The next allusion is to T. S. Eliot's post-World War I masterpiece The Waste land (1922). The allusion lies in the words "wide river" and "empty land": "That obsolete fiction of the wide river in / An empty land; ...." Though this seems obscure, those who have read and studied Waste Land immediately recognize the allusion to Eliot's Section III, The Fire Sermon on England's River Thames that runs through a now (post-World War I) empty land:
The river’s tent is broken: ...
... The nymphs are departed.
Sweet Thames, run softly, till I end my song.
The river bears no empty bottles, sandwich papers,
Silk handkerchiefs, cardboard boxes, cigarette ends
Or other testimony of summer nights. The nymphs are departed.
And their friends, the loitering heirs of city directors;
Departed, have left no addresses.
By the waters of Leman I sat down and wept ...
It is interesting to note as an aside that Eliot employs his own allusions in this passage, as in to the Biblical allusion to Psalm 137:1-6 that says in part: "By the waters of Babylon we sat down and wept ...." A second way to see the above "wide river in / An empty land" allusion is to understand it as the river Jordan in the land of the Christian gods, "the gods that Boucher killed," the archaeologist Boucher de Perthes, whose work unearthed the "fiction" of the gods of past eras and revealed the "fiction" of the mythical "metal heroes" (e.g., Menelaus, Achilles) with their images cast in bronze that "time granulates," turning them into "waste" men.
The most difficult allusion is to the "philosophers' man" who "by the sea-side mutters ... immaculate imagery," the "central man, the human globe," who is
As a mirror with a voice, the man of glass,
Who in a million diamonds sums us up.
This allusion of "philosophers' man" is accepted as alluding to Shakespeare, thought to be the greatest poet and seer of humanity of all ages. Paul Murray, writing for Communio in 2000, identifies Stevens' line as an allusion to Shakespeare in "God's Spy: Shakespeare & Religious Vision":
Is it possible that Shakespeare, the man who is arguably the greatest poet of all time, "the man of glass who in a million diamonds sums us up," has failed, in fact, to explore that one fundamental dimension of human life which we call religion .... (Murray)

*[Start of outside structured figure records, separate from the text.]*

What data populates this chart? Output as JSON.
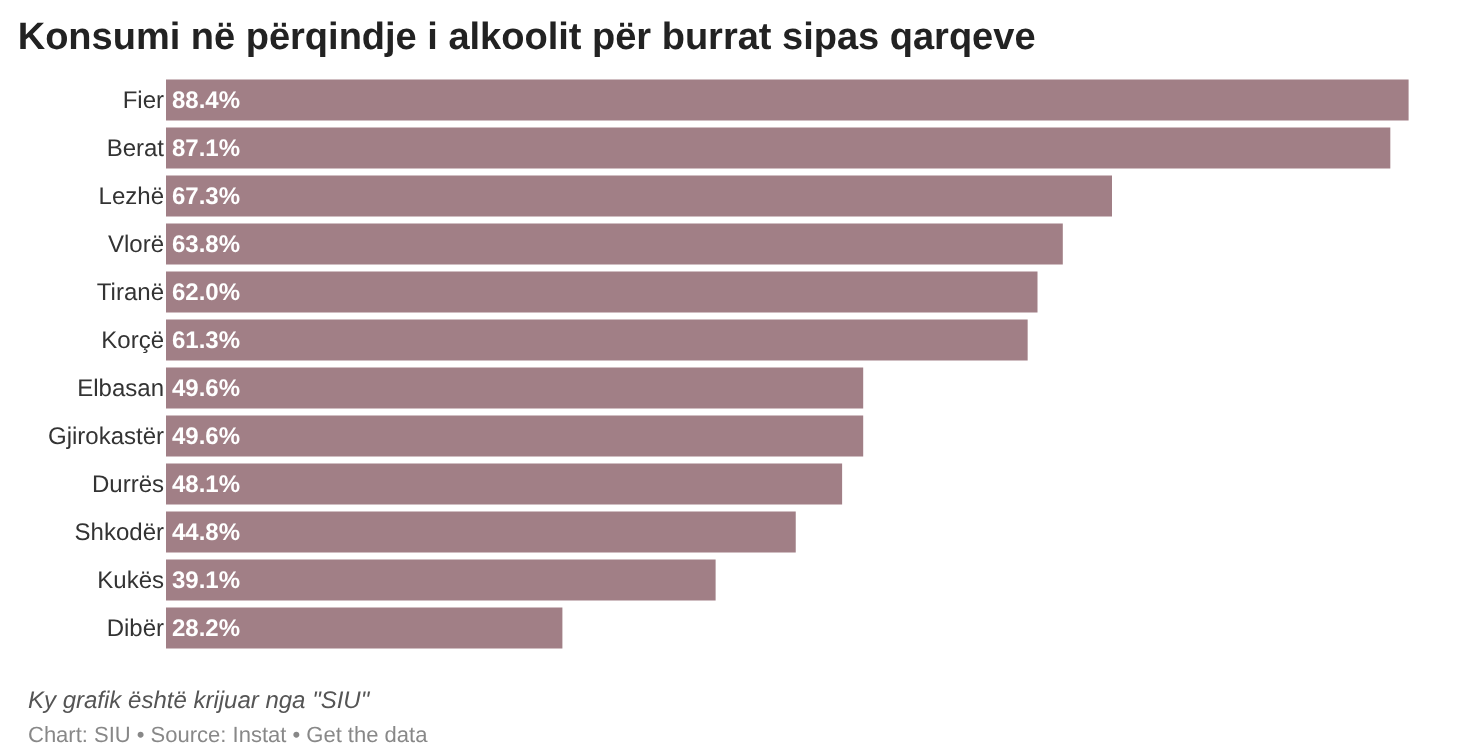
{
  "chart_data": {
    "type": "bar",
    "orientation": "horizontal",
    "title": "Konsumi në përqindje i alkoolit për burrat sipas qarqeve",
    "categories": [
      "Fier",
      "Berat",
      "Lezhë",
      "Vlorë",
      "Tiranë",
      "Korçë",
      "Elbasan",
      "Gjirokastër",
      "Durrës",
      "Shkodër",
      "Kukës",
      "Dibër"
    ],
    "values": [
      88.4,
      87.1,
      67.3,
      63.8,
      62.0,
      61.3,
      49.6,
      49.6,
      48.1,
      44.8,
      39.1,
      28.2
    ],
    "value_labels": [
      "88.4%",
      "87.1%",
      "67.3%",
      "63.8%",
      "62.0%",
      "61.3%",
      "49.6%",
      "49.6%",
      "48.1%",
      "44.8%",
      "39.1%",
      "28.2%"
    ],
    "color": "#a17f86",
    "annotations": [
      "Ky grafik është krijuar nga \"SIU\"",
      "Chart: SIU • Source: Instat • Get the data"
    ]
  }
}
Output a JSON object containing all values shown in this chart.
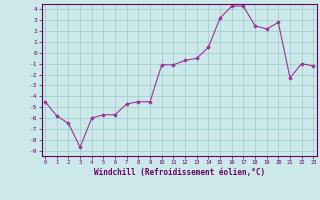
{
  "xlabel": "Windchill (Refroidissement éolien,°C)",
  "x": [
    0,
    1,
    2,
    3,
    4,
    5,
    6,
    7,
    8,
    9,
    10,
    11,
    12,
    13,
    14,
    15,
    16,
    17,
    18,
    19,
    20,
    21,
    22,
    23
  ],
  "y": [
    -4.5,
    -5.8,
    -6.5,
    -8.7,
    -6.0,
    -5.7,
    -5.7,
    -4.7,
    -4.5,
    -4.5,
    -1.1,
    -1.1,
    -0.7,
    -0.5,
    0.5,
    3.2,
    4.3,
    4.3,
    2.5,
    2.2,
    2.8,
    -2.3,
    -1.0,
    -1.2
  ],
  "ylim": [
    -9.5,
    4.5
  ],
  "xlim": [
    -0.3,
    23.3
  ],
  "yticks": [
    4,
    3,
    2,
    1,
    0,
    -1,
    -2,
    -3,
    -4,
    -5,
    -6,
    -7,
    -8,
    -9
  ],
  "xticks": [
    0,
    1,
    2,
    3,
    4,
    5,
    6,
    7,
    8,
    9,
    10,
    11,
    12,
    13,
    14,
    15,
    16,
    17,
    18,
    19,
    20,
    21,
    22,
    23
  ],
  "line_color": "#993399",
  "marker_color": "#993399",
  "bg_color": "#cce8e8",
  "grid_color": "#99cccc",
  "border_color": "#660066",
  "tick_color": "#660066",
  "label_color": "#660066"
}
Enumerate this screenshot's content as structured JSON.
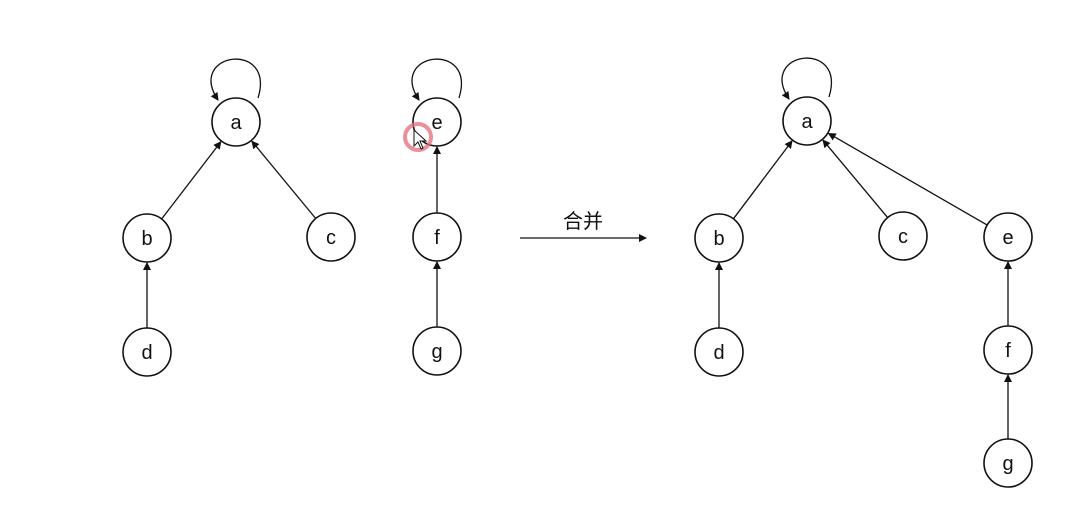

Two other allusions helpful to identify for the purpose of analysis are "hautboy" and "jasmine scent / And the jasmine islands were bloody martyrdoms." The hautboy is an archaic (ancient) form of oboe, thus central to the title of the poem (a satirical painting by Hogarth shows the hautboy being played and badly received). During Shakespeare's time (1564-1616) Queen Elizabeth I, whom Edmund Spenser styled as the allegorical Queen Gloriana, gave a royal charter (i.e., royal grant to do business) in 1600 to found the East India Company to enter into spice trade in the areas of South Africa, Malaysia (part of the spice islands) and then India. The tropical flowering plant, jasmine, with its intoxicating heavenly scent, is indigenous (i.e., native) to South Africa and the South China Sea islands, like Malaysia.
The East India Company had strong competitors in the Dutch East India Company and in a similar trading concern in Portugal. In the 1612 Battle of Swally against Portugal, the East India Company was victorious though the hostilities between the warring parties slowed the importation of spices, symbolized by the allusion to "the jasmine scent" of the native flowering plant. It is most logical, though critics have no firm consensus on the root of this allusion, that the brief interruption of "one year" during Shakespeare's lifetime of the spice trade, "the jasmine scent," provided the impetus for rethinking the "sum of man."
How was it then with the central man? Did we
Find peace? We found the sum of men. We found,
If we found the central evil, the central good.
We buried the fallen without jasmine crowns.
Now that you have the foundation for unraveling the meaning of the poem through its undergirding allusions, you can proceed with the standard analysis procedure of discussing the elements of theme, structure, point of view (which gives voice), tone and mood. You can then proceed to analyzing the other techniques employed, besides allusion, such as symbolism, imagery, irony, metaphor, personification and other figures of speech (phrasing that means other than its literal meaning).